Recently I've also been curious on whether a Tailless Whip Scorpion could be kept with a Vinegaroon and live harmoniously? I understand there is a chance of natural competition for food and space, I could easily add to the 6 or so hiding spots I have already if required, so my question is would two Vinegaroons, or indeed a Vinegaroon and a Tailless Whip Scorpion, engage in combat regardless of adequate food and living space? or could they live together?


----------



## Galapoheros (Feb 7, 2016)

ime, male vinegaroons can go OK together and a male and female can sometimes do OK together but two females tend to not do well together.  I don't know about the tailless as far as all that goes.


----------



## JohnDapiaoen (Feb 7, 2016)

Joey Dowling said:


> I've been keeping a female Giant Vinegaroon (body around 2 inches) since the summer and she's doing well, settled down into a specific cave and is obviously feeding (she's certainly not thin) and I've been considering introducing another for a communal set up. After extensive research I am struggling to come to a conclusion on whether they can be kept together, with some having experience of cannibalism whilst some are successful.
> 
> Recently I've also been curious on whether a Tailless Whip Scorpion could be kept with a Vinegaroon and live harmoniously? I understand there is a chance of natural competition for food and space, I could easily add to the 6 or so hiding spots I have already if required, so my question is would two Vinegaroons, or indeed a Vinegaroon and a Tailless Whip Scorpion, engage in combat regardless of adequate food and living space? or could they live together?

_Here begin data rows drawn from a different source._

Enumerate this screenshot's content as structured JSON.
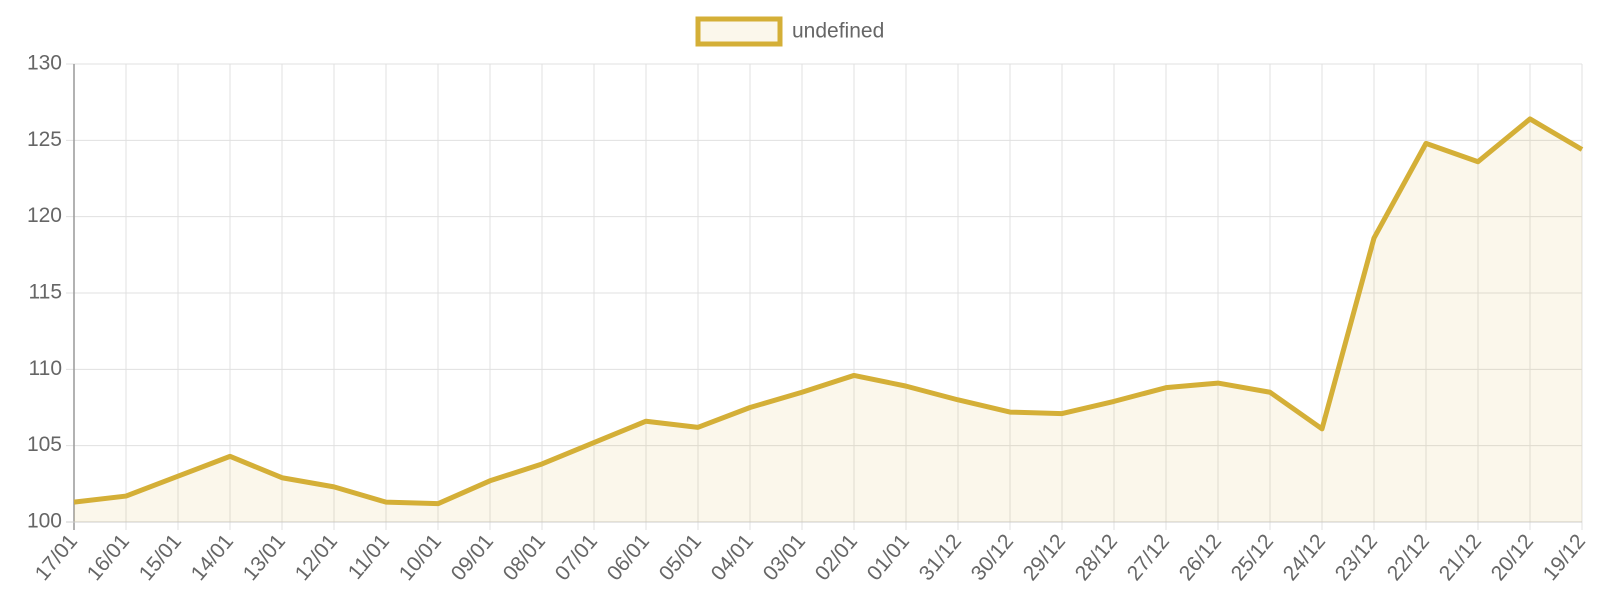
{
  "chart_data": {
    "type": "line",
    "categories": [
      "17/01",
      "16/01",
      "15/01",
      "14/01",
      "13/01",
      "12/01",
      "11/01",
      "10/01",
      "09/01",
      "08/01",
      "07/01",
      "06/01",
      "05/01",
      "04/01",
      "03/01",
      "02/01",
      "01/01",
      "31/12",
      "30/12",
      "29/12",
      "28/12",
      "27/12",
      "26/12",
      "25/12",
      "24/12",
      "23/12",
      "22/12",
      "21/12",
      "20/12",
      "19/12"
    ],
    "series": [
      {
        "name": "undefined",
        "color": "#d4af37",
        "values": [
          101.3,
          101.7,
          103.0,
          104.3,
          102.9,
          102.3,
          101.3,
          101.2,
          102.7,
          103.8,
          105.2,
          106.6,
          106.2,
          107.5,
          108.5,
          109.6,
          108.9,
          108.0,
          107.2,
          107.1,
          107.9,
          108.8,
          109.1,
          108.5,
          106.1,
          118.6,
          124.8,
          123.6,
          126.4,
          124.4
        ]
      }
    ],
    "ylim": [
      100,
      130
    ],
    "yticks": [
      100,
      105,
      110,
      115,
      120,
      125,
      130
    ],
    "grid": true,
    "legend": "top"
  }
}
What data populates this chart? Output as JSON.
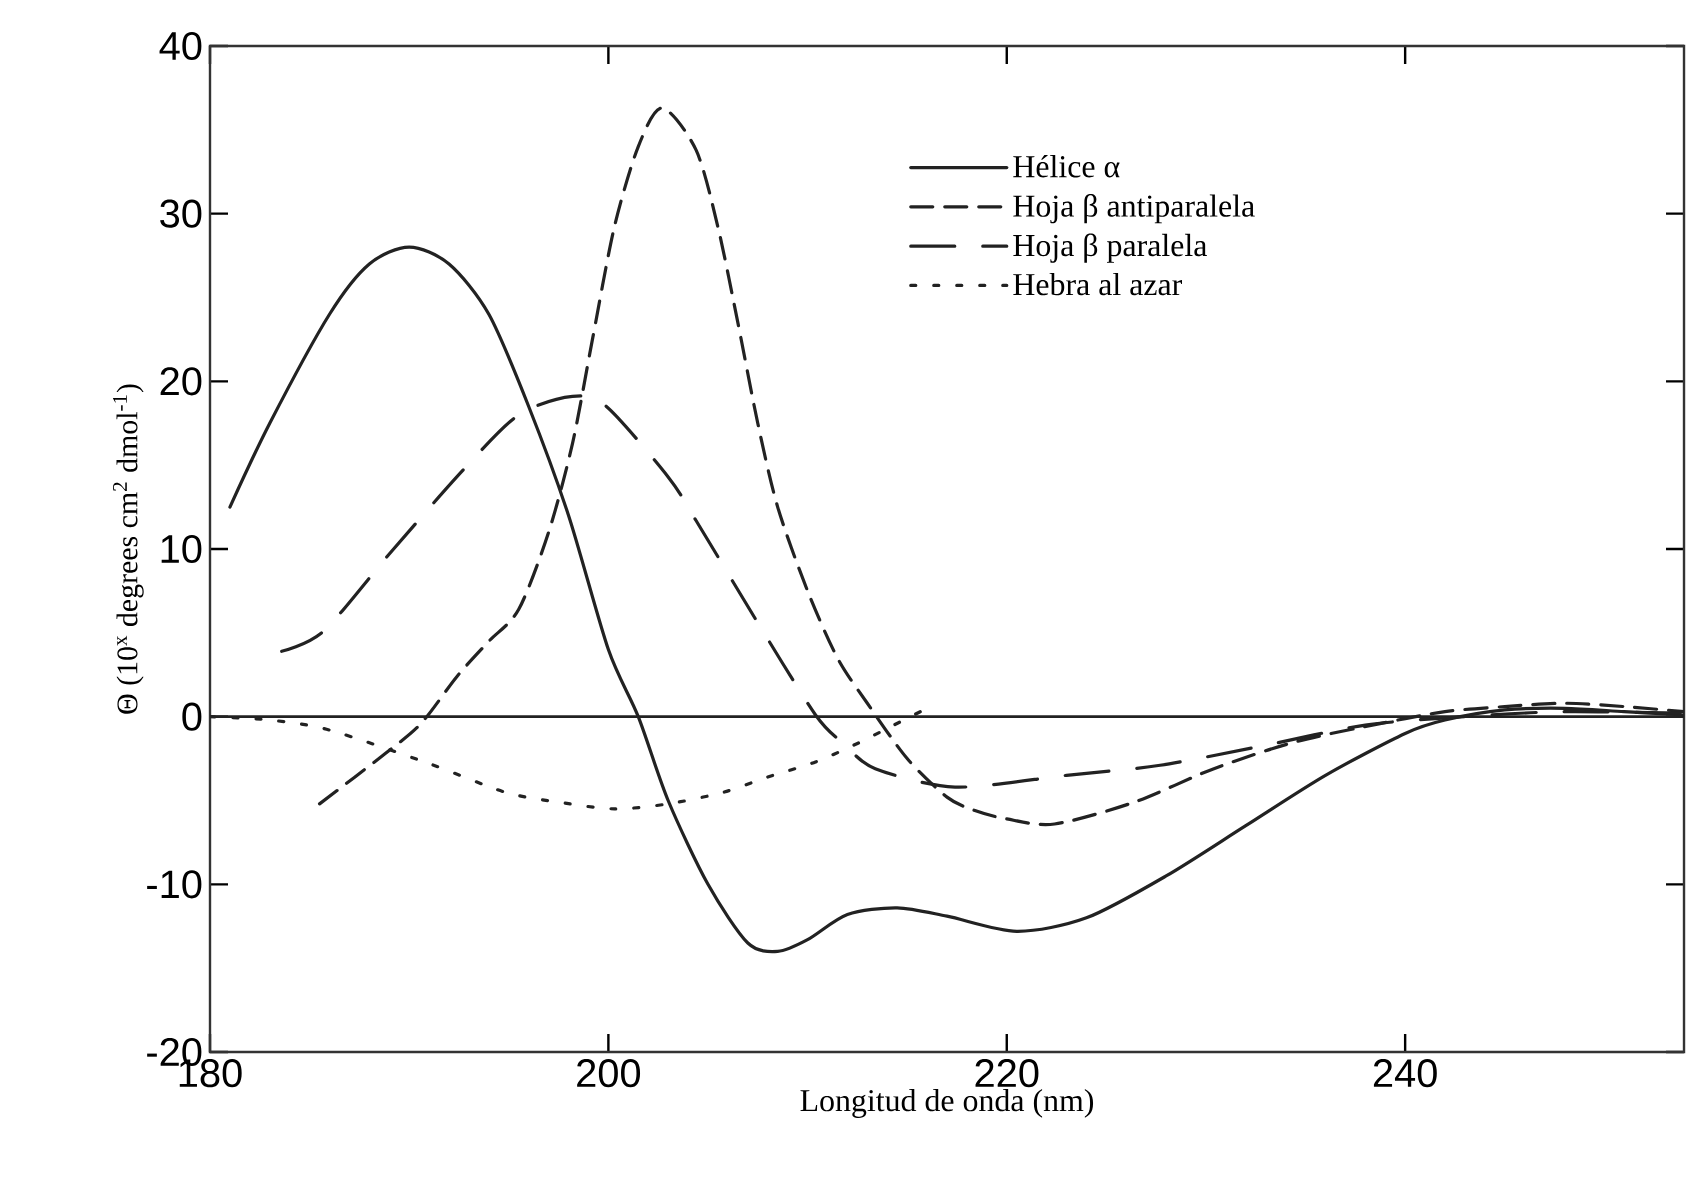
{
  "chart_data": {
    "type": "line",
    "xlabel": "Longitud de onda (nm)",
    "ylabel": "Θ (10$^{x}$ degrees  cm$^{2}$  dmol$^{-1}$)",
    "xlim": [
      180,
      254
    ],
    "ylim": [
      -20,
      40
    ],
    "xticks": [
      180,
      200,
      220,
      240
    ],
    "yticks": [
      -20,
      -10,
      0,
      10,
      20,
      30,
      40
    ],
    "legend": "top right",
    "marker": "none",
    "ref_lines": [
      {
        "axis": "y",
        "value": 0,
        "color": "#222222",
        "line_style": "solid"
      }
    ],
    "series": [
      {
        "name": "Hélice α",
        "color": "#222222",
        "line_style": "solid",
        "x": [
          181,
          183,
          186,
          188,
          190,
          192,
          194,
          196,
          198,
          200,
          201.5,
          203,
          205,
          207,
          208.5,
          210,
          212,
          214.5,
          217,
          220.5,
          224,
          228,
          232,
          236,
          240,
          242,
          245,
          248,
          251,
          254
        ],
        "values": [
          12.5,
          17.5,
          24,
          27,
          28,
          27,
          24,
          18.5,
          12,
          4,
          0,
          -5,
          -10,
          -13.5,
          -14,
          -13.3,
          -11.8,
          -11.4,
          -11.9,
          -12.8,
          -12,
          -9.5,
          -6.5,
          -3.5,
          -1,
          -0.2,
          0.4,
          0.5,
          0.3,
          0.1
        ]
      },
      {
        "name": "Hoja β antiparalela",
        "color": "#222222",
        "line_style": "dashed",
        "x": [
          185.5,
          188.8,
          190.6,
          192.4,
          194,
          195.5,
          197,
          198.2,
          199.2,
          200.3,
          201.5,
          202.7,
          204.4,
          205.5,
          206.5,
          207.5,
          208.5,
          210,
          211.5,
          213,
          215,
          217,
          218.4,
          220,
          222.4,
          226.4,
          230.4,
          234.5,
          238.8,
          242,
          245,
          248,
          251,
          254
        ],
        "values": [
          -5.2,
          -2.2,
          -0.4,
          2.4,
          4.5,
          6.4,
          11,
          16.3,
          22.5,
          29.2,
          34,
          36.3,
          33.8,
          29.2,
          23.5,
          17.5,
          12.5,
          7.5,
          3.5,
          0.8,
          -2.5,
          -4.8,
          -5.6,
          -6.1,
          -6.4,
          -5.1,
          -3.1,
          -1.5,
          -0.4,
          0.3,
          0.6,
          0.8,
          0.6,
          0.3
        ]
      },
      {
        "name": "Hoja β paralela",
        "color": "#222222",
        "line_style": "longdashed",
        "x": [
          183.6,
          185.7,
          189,
          192.7,
          195.5,
          198.2,
          199.9,
          203,
          204.4,
          207.5,
          210.4,
          211.8,
          213.4,
          217.4,
          223,
          227.7,
          233,
          238,
          243,
          248,
          254
        ],
        "values": [
          3.9,
          5.1,
          9.7,
          14.7,
          18,
          19.1,
          18.5,
          14.3,
          11.7,
          5.6,
          0.1,
          -1.6,
          -3.1,
          -4.2,
          -3.5,
          -2.9,
          -1.7,
          -0.5,
          0,
          0.3,
          0.2
        ]
      },
      {
        "name": "Hebra al azar",
        "color": "#222222",
        "line_style": "dotted",
        "x": [
          180,
          183,
          186,
          191,
          194.8,
          197.5,
          200.3,
          203,
          205.8,
          208,
          210.4,
          212.5,
          214,
          216
        ],
        "values": [
          0,
          -0.2,
          -0.8,
          -2.8,
          -4.5,
          -5.1,
          -5.5,
          -5.2,
          -4.5,
          -3.6,
          -2.7,
          -1.6,
          -0.7,
          0.5
        ]
      }
    ]
  }
}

I'm not sure where you found the idea that two vinegaroons can be kept together but it's a bad idea. As with housing a vinegaroon and an amblypygid together that's also a very bad idea. Giant vinegaroons eat ANYTHING that moves aren't communal and will cannibalize. There are some "communal" amblypygi sp. but they wouldn't recognize a vinegaroon as one of their own.

-JohnD.


----------



## Joey Dowling (Feb 7, 2016)

Thanks to you both for your insight! Was just wondering as mine seems incredibly docile amongst its own prey for the majority of the time unless she is definitely hungry, she seems to tolerate other critters roaming her territory, I've noticed her sharing living space with a roach or cricket for days on end if not a week of more xD I understand it would be a risk to attempt though


----------



## Galapoheros (Feb 8, 2016)

It can appear that way when a cricket, roach or other things that are used as prey get dumb n dumber because "nothing bad is happening", and start hanging out with the predator, but the only reasons they aren't getting eaten is because the predator can't catch them or it isn't hungry for whatever reason.


----------



## Joey Dowling (Feb 8, 2016)

Ahhh I see fair enough! Thanks!


----------



## GeorgeOfTheJungle7 (Aug 27, 2020)

Joey Dowling said:


> Ahhh I see fair enough! Thanks!


So how are they doing? Did you put them together? If so how is that going?

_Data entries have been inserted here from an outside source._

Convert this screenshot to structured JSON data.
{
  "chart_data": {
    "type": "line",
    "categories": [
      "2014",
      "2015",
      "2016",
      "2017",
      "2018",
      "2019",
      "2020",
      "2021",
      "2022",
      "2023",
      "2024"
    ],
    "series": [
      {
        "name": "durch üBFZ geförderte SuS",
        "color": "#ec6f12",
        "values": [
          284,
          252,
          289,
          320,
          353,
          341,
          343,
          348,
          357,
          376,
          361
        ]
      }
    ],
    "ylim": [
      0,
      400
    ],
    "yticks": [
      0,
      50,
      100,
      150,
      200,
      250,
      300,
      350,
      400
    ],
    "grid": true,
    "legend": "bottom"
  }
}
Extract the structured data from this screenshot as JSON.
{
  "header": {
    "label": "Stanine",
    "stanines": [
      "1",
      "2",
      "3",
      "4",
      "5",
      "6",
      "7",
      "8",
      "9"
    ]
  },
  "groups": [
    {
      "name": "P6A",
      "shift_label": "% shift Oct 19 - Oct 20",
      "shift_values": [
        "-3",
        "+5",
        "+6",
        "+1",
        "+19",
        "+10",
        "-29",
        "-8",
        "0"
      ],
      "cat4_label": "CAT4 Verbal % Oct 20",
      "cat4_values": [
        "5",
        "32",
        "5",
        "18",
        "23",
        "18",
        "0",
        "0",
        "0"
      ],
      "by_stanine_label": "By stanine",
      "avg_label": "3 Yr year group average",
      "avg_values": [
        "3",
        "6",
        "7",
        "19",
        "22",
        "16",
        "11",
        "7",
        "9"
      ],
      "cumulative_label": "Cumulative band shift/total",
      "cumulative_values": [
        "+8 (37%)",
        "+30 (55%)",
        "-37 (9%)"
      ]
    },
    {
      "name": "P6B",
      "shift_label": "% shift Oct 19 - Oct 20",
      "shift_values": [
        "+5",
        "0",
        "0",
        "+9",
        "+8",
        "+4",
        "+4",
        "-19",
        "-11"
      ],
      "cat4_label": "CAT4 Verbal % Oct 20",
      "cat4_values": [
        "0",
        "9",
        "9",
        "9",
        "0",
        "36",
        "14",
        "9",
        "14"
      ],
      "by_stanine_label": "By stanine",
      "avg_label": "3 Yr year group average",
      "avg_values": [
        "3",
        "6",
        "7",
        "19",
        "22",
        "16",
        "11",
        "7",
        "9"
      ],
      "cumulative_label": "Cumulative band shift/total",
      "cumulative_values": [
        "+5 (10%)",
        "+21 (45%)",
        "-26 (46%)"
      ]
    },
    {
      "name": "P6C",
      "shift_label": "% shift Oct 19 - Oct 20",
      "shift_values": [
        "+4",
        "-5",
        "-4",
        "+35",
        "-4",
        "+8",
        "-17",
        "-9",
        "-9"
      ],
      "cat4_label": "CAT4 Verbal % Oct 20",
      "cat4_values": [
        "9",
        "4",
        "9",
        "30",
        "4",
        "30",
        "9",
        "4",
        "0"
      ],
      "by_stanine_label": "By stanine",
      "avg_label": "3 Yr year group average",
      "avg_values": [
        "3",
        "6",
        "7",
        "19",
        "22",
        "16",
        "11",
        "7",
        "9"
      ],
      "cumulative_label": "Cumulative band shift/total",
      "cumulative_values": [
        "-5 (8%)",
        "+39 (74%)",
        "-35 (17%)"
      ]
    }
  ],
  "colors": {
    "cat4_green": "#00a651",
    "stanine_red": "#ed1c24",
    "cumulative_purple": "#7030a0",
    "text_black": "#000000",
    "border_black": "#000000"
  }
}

I'm asking because my 2 vinegaroons live together and seem to be fine with this. I wouldn't want to risk one getting eaten though.


----------



## Arachnid Addicted (Aug 27, 2020)

I kept Thelyphonida for a few years, I got say, don't put them together, doesn't matter the sex, things can go bad. I only put them together for breeding them, and it was only couples.

The only Amblypygi I kept was Heterophrynus longicornis, I also had H. batesii but never bred it so, I'm not too familiar as I was with H. longicornis. I kept them communaly for a while, in a big enclosure and newborns in smaller enclosures to check their reactions. What I noticed is, as long as they have food and space, females can live together, one male with a bunch of females can also live together. However, males can't, they fight all the time and even stress the females, no matter how big (or small) the enclosure is. 
Thats a personal experience with only ONE species, I wouldn't advise to do it if you're not comfortable with and/or with different species.

As for putting Thelyphonida and Amblypygi together, don't do it. Even though one have terrestrial/fossorial behavior and the other arboreal behavior, they are predators, and they could be even from different biomes so, sooner or later, you ended up with them dead or harmed.

Reactions: Like 2


----------



## mantisfan101 (Aug 31, 2020)

I don’t even trust keeping pairs together without my watch..separate is best


----------